19. I have formed the opinion that there is nothing in the circumstances surrounding the advances made successively to X unit trust, Z unit trust and M nominees that encompassed a positive purpose of advantaging any one of those entities at the expense of members of the C fund. In so far as X unit trust was concerned, the trust traded or operated at a substantial loss in every one of the years reviewed in the course of the hearing. As Mr T said in his evidence there would have been no point in charging interest ``because the whole centre whether it be the operator or the owner... was basically operating at a loss''. In so far as Z unit trust was concerned, in the years relevant to these applications, the C fund was not a lender to the trust; it was in fact a borrower from the trust, drawing its profits in anticipation in order to finance its venture into M nominees.

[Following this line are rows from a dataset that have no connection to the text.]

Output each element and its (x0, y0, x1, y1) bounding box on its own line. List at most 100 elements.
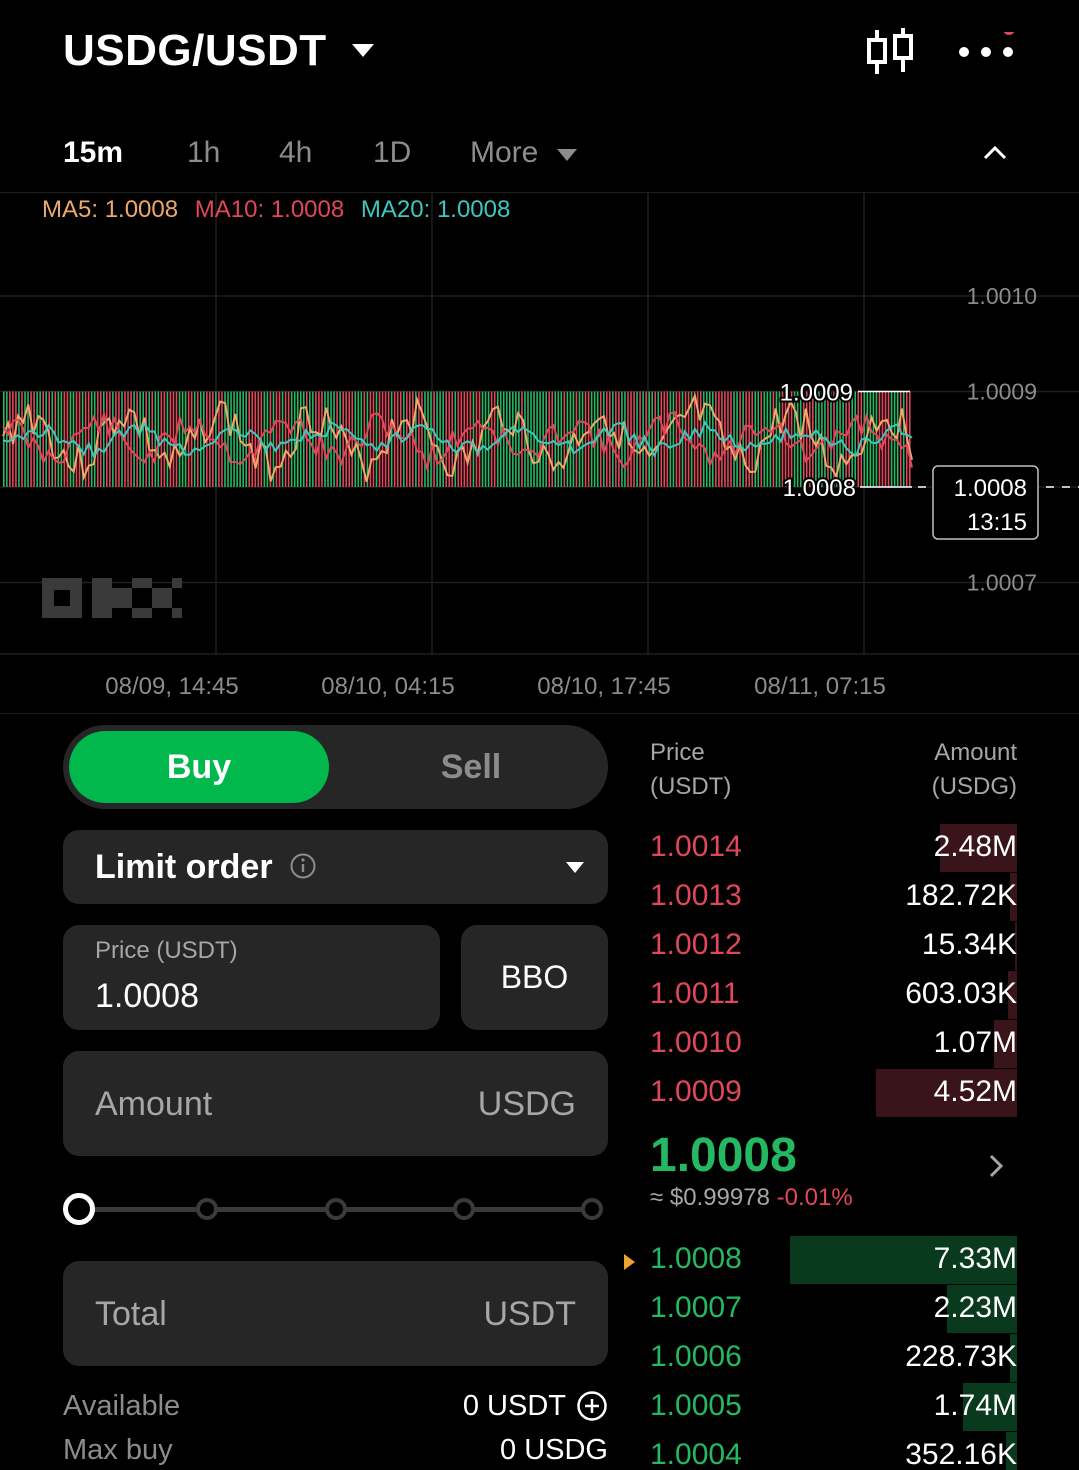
ask-row[interactable]: 1.0010 1.07M (650, 1020, 1017, 1068)
candle (663, 391, 666, 487)
price-label: Price (USDT) (95, 937, 238, 964)
bid-amount: 7.33M (933, 1242, 1017, 1275)
candle (51, 391, 54, 487)
order-type-select[interactable]: Limit order (63, 830, 608, 904)
amount-input[interactable]: Amount USDG (63, 1051, 608, 1156)
sell-tab[interactable]: Sell (371, 731, 571, 803)
info-icon[interactable] (289, 852, 317, 880)
candle (457, 391, 460, 487)
tab-1h[interactable]: 1h (187, 136, 220, 170)
candle (15, 391, 17, 487)
total-input[interactable]: Total USDT (63, 1261, 608, 1366)
candle (309, 391, 311, 487)
candle (327, 391, 329, 487)
candle (469, 391, 472, 487)
price-input[interactable]: Price (USDT) 1.0008 (63, 925, 440, 1030)
pair-title[interactable]: USDG/USDT (63, 26, 327, 76)
chart-canvas[interactable]: 1.0010 1.0009 1.0008 1.0007 08/09, 14:45 08/1… (0, 192, 1079, 714)
y-tick-label: 1.0010 (967, 283, 1037, 309)
ask-row[interactable]: 1.0009 4.52M (650, 1069, 1017, 1117)
slider-step-75[interactable] (453, 1198, 475, 1220)
buy-tab[interactable]: Buy (69, 731, 329, 803)
ask-row[interactable]: 1.0013 182.72K (650, 873, 1017, 921)
x-tick-label: 08/10, 17:45 (537, 673, 670, 700)
candle (278, 391, 281, 487)
candlestick-icon[interactable] (865, 26, 915, 78)
chevron-up-icon[interactable] (980, 138, 1010, 168)
candle (333, 391, 335, 487)
ask-row[interactable]: 1.0012 15.34K (650, 922, 1017, 970)
candle (393, 391, 396, 487)
amount-slider[interactable] (63, 1190, 608, 1230)
y-tick-label: 1.0007 (967, 570, 1037, 596)
x-tick-label: 08/10, 04:15 (321, 673, 454, 700)
candle (633, 391, 635, 487)
candle (375, 391, 378, 487)
candle (109, 391, 111, 487)
ma20-value: 1.0008 (436, 196, 511, 223)
bid-row[interactable]: 1.0005 1.74M (650, 1383, 1017, 1431)
candle (566, 391, 569, 487)
slider-step-50[interactable] (325, 1198, 347, 1220)
bid-row[interactable]: 1.0006 228.73K (650, 1334, 1017, 1382)
ask-price: 1.0009 (650, 1075, 742, 1108)
plus-circle-icon[interactable] (576, 1390, 608, 1422)
more-dots-icon[interactable] (952, 32, 1022, 72)
price-chart[interactable]: 1.0010 1.0009 1.0008 1.0007 08/09, 14:45 08/1… (0, 192, 1079, 714)
ask-amount: 2.48M (933, 830, 1017, 863)
candle (651, 391, 654, 487)
candle (551, 391, 554, 487)
candle (60, 391, 63, 487)
bid-row[interactable]: 1.0008 7.33M (650, 1236, 1017, 1284)
tab-1d[interactable]: 1D (373, 136, 411, 170)
tab-4h[interactable]: 4h (279, 136, 312, 170)
bid-price: 1.0007 (650, 1291, 742, 1324)
candle (530, 391, 532, 487)
candle (166, 391, 169, 487)
tab-more[interactable]: More (470, 136, 538, 170)
slider-handle[interactable] (63, 1193, 95, 1225)
bid-price: 1.0005 (650, 1389, 742, 1422)
candle (63, 391, 66, 487)
ask-price: 1.0014 (650, 830, 742, 863)
candle (115, 391, 117, 487)
current-price-label: 1.0008 (954, 475, 1027, 502)
candle (869, 391, 872, 487)
candle (533, 391, 535, 487)
candle (872, 391, 875, 487)
candle (178, 391, 181, 487)
chevron-down-icon[interactable] (352, 44, 374, 57)
ask-amount: 4.52M (933, 1075, 1017, 1108)
candle (433, 391, 435, 487)
slider-step-100[interactable] (581, 1198, 603, 1220)
y-tick-label: 1.0009 (967, 379, 1037, 405)
candle (657, 391, 660, 487)
okx-logo-icon (42, 578, 182, 618)
candle (509, 391, 511, 487)
candle (133, 391, 135, 487)
ask-amount: 603.03K (905, 977, 1017, 1010)
candle (142, 391, 144, 487)
bid-amount: 352.16K (905, 1438, 1017, 1470)
bid-row[interactable]: 1.0007 2.23M (650, 1285, 1017, 1333)
candle (3, 391, 5, 487)
candle (384, 391, 387, 487)
candle (78, 391, 81, 487)
slider-step-25[interactable] (196, 1198, 218, 1220)
total-unit: USDT (483, 1295, 576, 1333)
ask-row[interactable]: 1.0011 603.03K (650, 971, 1017, 1019)
candle (233, 391, 235, 487)
candle (624, 391, 626, 487)
chevron-right-icon[interactable] (985, 1152, 1007, 1180)
candle (775, 391, 778, 487)
candle (106, 391, 108, 487)
tab-15m[interactable]: 15m (63, 136, 123, 170)
ask-row[interactable]: 1.0014 2.48M (650, 824, 1017, 872)
notification-dot (1003, 32, 1015, 35)
candle (563, 391, 566, 487)
usd-equivalent: ≈ $0.99978 (650, 1184, 770, 1211)
price-value[interactable]: 1.0008 (95, 977, 199, 1016)
candle (130, 391, 132, 487)
bid-row[interactable]: 1.0004 352.16K (650, 1432, 1017, 1470)
bbo-button[interactable]: BBO (461, 925, 608, 1030)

Mr T's evidence makes it plain that, in development ventures sponsored by Mr P, the purpose in charging interest on loans made to investors was to maintain equality of investment by the parties concerned. He stated in relation to the interest charged to the C fund on moneys borrowed from the trust, that the purpose of charging such interest was ``to equate the proportion of monies put in by the parties'' going on to elaborate that ``if one (party) puts in more money than another... it would not be fair to offer the party putting in more money that they would not be paid interest on it''. Thus, in developments sponsored by Mr P's group, it was the practice to pay interest as between the parties only in those instances where the balances of investment agreed between the parties had been disturbed. This explanation clearly covers the situation in M nominees. There Mr T was to point out additionally that the company had no cash flow out of which to pay interest; it was therefore impractical to seek interest on the funds loaned. I am of the view that the non-payment of interest on moneys loaned in all these instances, arose from practical commercial considerations in each case and not from any desire or intent on the part of Mr D as trustee of benefiting the entities to whom the funds were loaned, with resultant disadvantage to the members of the C fund.
20. There remains the point that Mr D as trustee may appear to have been in breach of the trust deed governing the C fund in so far as he continued the loans of the fund's moneys without interest to X unit trust and M nominees after the insertion of cl. 5.1(a) by the amending deed dated 9 June 1983 (vide para. 10 above). The evidence indicates that Mr D was unaware of the clause, a fact which is in line with the lack of attention to detail evinced by Mr D in his exercise of the investment function in carrying out his duties as trustee of the fund. But it goes no further than that; they were not new investments taken up in breach of the deed. The fund was and had been for some years bound into those investments; commercial reality did not permit their rapid liquidation, and, as I have found, they are not evidence of Mr D seeking to derogate from the rights of the employee/members of the fund.
21. I have therefore come to the conclusion, for the reasons set out above, that in each of the applications on behalf of the C fund, the decision of the Commissioner on the objections should be set aside and the objection allowed in full. In view of these findings and the views which I have canvassed at para. 3 of these reasons, I would also set aside the decision of the Commissioner on the objection which gave rise to the application on behalf of the company C and allow that objection in full.